Et le directeur d'Ur-Nabal ne manquait pas de se faire des cheveux blancs : le Roi en Blanc exigerait de lui un rapport précis sur la progression de ses deux abominables fils. Certes, leur cas était moins catastrophique, voire peut-être passable mais il n'était pas question de les envoyer au front : ils se feraient pulvériser en moins d'une heure.

Et maître Erenn désespérait sur l'investissement que fournissaient les jumeaux : ils ne pensaient qu'à passer du bon temps depuis ces quelques mois. Pour résumer grossièrement, il mettait un bazar infernal dans l'école surtout lorsqu'ils décidaient de disparaitre ou de provoquer un conflit général. Après tout, bien qu'ils soient d'une fainéantise inégalée, le sang Fëalocen coulait dans leurs veines. On ne pouvait donc pas s'attendre à une attitude pacifique avec eux.

Mais le directeur de l'établissement ne pouvait les renvoyer sous peine de s'attirer les foudres d'Elaglar. Il espérait cependant que ce dernier change d'avis sur la formation de ses fils et ne fasse d'eux qu'uniquement des courtisans et non des guerriers. Car sur ce dernier point, ce n'était plus de son ressort...




Morgal jeta un regard derrière lui et s'assit sur l'herbe verte. Ici, sur les rives extérieures du lac, il ne croiserait pas les importuns qui lui plombaient ses journées. Pour dire vrai, c'était plutôt lui qui leur pourrissait le quotidien mais il ne le reconnaitrait jamais.

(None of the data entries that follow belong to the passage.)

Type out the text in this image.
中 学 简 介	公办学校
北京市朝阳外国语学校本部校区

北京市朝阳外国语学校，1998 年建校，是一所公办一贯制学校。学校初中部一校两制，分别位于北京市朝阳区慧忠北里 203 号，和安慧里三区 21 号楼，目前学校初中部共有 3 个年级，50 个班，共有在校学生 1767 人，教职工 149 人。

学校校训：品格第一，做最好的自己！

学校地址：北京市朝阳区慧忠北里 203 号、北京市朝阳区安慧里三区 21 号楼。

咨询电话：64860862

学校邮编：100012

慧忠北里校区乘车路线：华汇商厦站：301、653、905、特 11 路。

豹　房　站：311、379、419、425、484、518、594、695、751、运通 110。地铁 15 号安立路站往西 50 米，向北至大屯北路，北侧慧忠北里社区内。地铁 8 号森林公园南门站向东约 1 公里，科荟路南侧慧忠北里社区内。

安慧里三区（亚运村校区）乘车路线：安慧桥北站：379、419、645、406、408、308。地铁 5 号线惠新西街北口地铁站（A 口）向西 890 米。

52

Et grâce à son caractère joyeux et à son charisme de prince séduisant, la plupart des apprentis l'appréciaient ou l'enviaient. Cela lui simplifiait la tâche comme lui créait des ennemis.

Il releva une mèche à l'arrière du crâne et commença à dessiner dans son carnet : de là où il se trouvait, dans un jardin où les feuilles mortes dansaient dans un balai improvisé, il avait une parfaite vue sur l'Aldor.

Si ces mois passés dans l'école lui avaient donné de nouveaux amis ainsi que des moments inoubliables, il était heureux de retrouver Elmaril pour le Solstice. Avec le temps, son petit frère Arlin avait sûrement dû grandir encore. Par contre il ne désirait pas retrouver ses grands frères. Leurs centres d'intérêts divergeaient du sien ainsi que de celui de son jumeau. Les princes ainés étaient des guerriers parfaits qui ne pensaient qu'à assouvir leur désir de pouvoir.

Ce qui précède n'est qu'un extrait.